GWS 462: Hip Hop Feminism (University of Illinois)


     Back to Gender and Women’s Studies (not all schools name their departments the same way), this is a senior level course, the most advanced coursework students in the Gender Studies degree program might see before graduating.
      And they learn about Feminism in the Hip Hop community. It takes 3 years of preparation before you can address this topic in detail? Seriously?


SOC 388: Marriage in the Age of Trump (Davidson College)


     You get the feeling this one was slapped together quickly by the Sociology department? I’m puzzled by this being a third year course, but I’m vastly more puzzled by the title. We’re living in the Age of Trump now? Gee whiz, it’s only been a year, and now it’s an “age”?

     Marriage is a serious commitment, in our Western Society a couple usually is romantically involved well over a year before they get married. So how could the Trump phenomenon, being less than a year old, affect a multi-thousand year old institution so quickly?

     Being taught in the Sociology Department (very notable for Leftism), it’s a safe bet the professor here is going to use this course to rage against Trump in a torrent of hate; I’ve a number of friends suffering from Trump Derangement Syndrome, so I’m pretty confident of this.

     In any event, the “Age of Trump” might not even be 4 years, and can’t be more than 8 years…so what exactly could this course be preparation for?


SOCI 332: Alternative Genders (Texas A&M University)


    Just a quick comment on this one: we really, really, need to cut back on sex-related coursework, particularly when it’s based on fad material.


AFA 4430: Black Lives Matter (University of Florida)


     In addition to heavy emphasis on sexuality, there is a strong emphasis on ideology in fake courses. Now, absolutely, the BLM movement is worthy of study, even study by advanced scholars (this is a 4th year course taught in the African Studies department), but…BLM is not so old, so huge, with figures so prominent, that you can spend 4 whole months on it. A seminar would have been fine, if there were more interest in educating students than soaking up student loan money.

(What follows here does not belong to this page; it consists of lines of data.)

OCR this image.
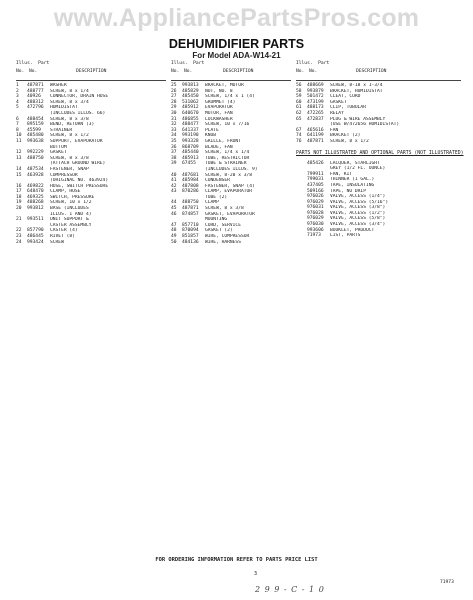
www.AppliancePartsPros.com
DEHUMIDIFIER PARTS
For Model ADA-W14-21
Illus. Part
No. No.	DESCRIPTION
1	487871	WASHER
2	488777	SCREW, 8 x 1/4
3	40926	CONNECTOR, DRAIN HOSE
4	488312	SCREW, 8 x 3/4
5	472796	HUMIDISTAT
(INCLUDES ILLUS. 66)
6	488454	SCREW, 8 x 3/8
7	895159	BEND, RETURN (3)
8	45599	STRAINER
10	485480	SCREW, 8 x 1/2
11	993638	SUPPORT, EVAPORATOR
BOTTOM
12	992229	GASKET
13	488750	SCREW, 8 x 3/8
(ATTACH GROUND WIRE)
14	487534	FASTENER, SNAP
15	463928	COMPRESSOR
(ORIGINAL NO. 463924)
16	469822	HOSE, SWITCH PRESSURE
17	648470	CLAMP, HOSE
18	469325	SWITCH, PRESSURE
19	488268	SCREW, 10 x 1/2
20	993812	BASE (INCLUDES
ILLUS. 1 AND 4)
21	993511	UNIT SUPPORT &
CASTER ASSEMBLY
22	857790	CASTER (4)
23	486445	RIVET (8)
24	993424	SCREW
Illus. Part
No. No.	DESCRIPTION
25	993813	BRACKET, MOTOR
26	485829	NUT, NO. 8
27	485450	SCREW, 1/4 x 1 (4)
28	531062	GROMMET (4)
29	485912	EVAPORATOR
30	640670	MOTOR, FAN
31	486855	LOCKWASHER
32	488477	SCREW, 10 x 7/16
33	641337	PLATE
34	993190	KNOB
35	993328	GRILLE, FRONT
36	868709	BLADE, FAN
37	485440	SCREW, 1/4 x 1/4
38	485913	TUBE, RESTRICTOR
39	67455	TUBE & STRAINER
(INCLUDES ILLUS. 9)
40	487681	SCREW, 8-20 x 3/8
41	485984	CONDENSER
42	487808	FASTENER, SNAP (4)
43	870286	CLAMP, EVAPORATOR
TUBE (2)
44	488750	CLAMP
45	487871	SCREW, 8 x 3/8
46	874857	GASKET, EVAPORATOR
MOUNTING
47	857710	CORD, SERVICE
48	870094	GASKET (2)
49	851857	WIRE, COMPRESSOR
50	484136	WIRE, HARNESS
Illus. Part
No. No.	DESCRIPTION
56	488669	SCREW, 8-18 x 1-3/4
58	993879	BRACKET, HUMIDISTAT
59	501472	CLEAT, CORD
60	473199	GASKET
61	488173	CLIP, TUBULAR
62	472265	RELAY
65	472837	PLUG & WIRE ASSEMBLY
(USE W/472656 HUMIDISTAT)
67	465616	FAN
74	641199	BRACKET (2)
76	487871	SCREW, 8 x 1/2
PARTS NOT ILLUSTRATED AND OPTIONAL PARTS (NOT ILLUSTRATED)
485426	LACQUER, STARLIGHT
GREY (1/2 FL. OUNCE)
799911	FAN, KIT
799031	THINNER (1 GAL.)
437405	TAPE, INSULATING
509166	TAPE, NO DRIP
976026	VALVE, ACCESS (1/4")
976029	VALVE, ACCESS (5/16")
976031	VALVE, ACCESS (3/8")
976028	VALVE, ACCESS (1/2")
976029	VALVE, ACCESS (5/8")
976030	VALVE, ACCESS (3/4")
993606	BOOKLET, PRODUCT
71973	LIST, PARTS
FOR ORDERING INFORMATION REFER TO PARTS PRICE LIST
3
71973
2 9 9 - C - 1 0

ENVS 042: Ecofeminism (Swarthmore College)


     This course might technically not count as college level, at least (a “0” usually indicates remediation, but that word doesn’t seem to apply to this topic). How can there be any doubt from the title that this course is ideology? Environmental Sciences is now a department, apparently.


FRSEMR 61D: Trying Socrates in the Age of Trump (Harvard University)


     Again with the Age of Trump? This is a generic Freshman Seminar, so not a college course. With any luck at all, the students aren’t charged for this…but I’m worried that scholars at two different institutions honestly think a single year makes an “age”—actually, it’s less than a year, since these courses couldn’t possibly be proposed, much less created and offered, until after the election. Would “1 week” constitute an age? That’s seriously how much time could have passed between the election and creation of the course (when I review a course before teaching it, incidentally, it takes me more than week, even for a course I’ve taught many times before).

     The article goes on with courses on Star Trek, Lady Gaga, Harry Potter, and other topics, often taught in departments which didn’t even exist when I was in school. And, I assure the reader, none of this stuff is preparation for more advanced study.

     I’m so grateful I went to college in a time when the only coursework available was work that prepared me for better things. If my degree had been filled with the above stuff, things which will almost certainly be of no relevance a few decades from now, I would have nothing from my education…much like many students today.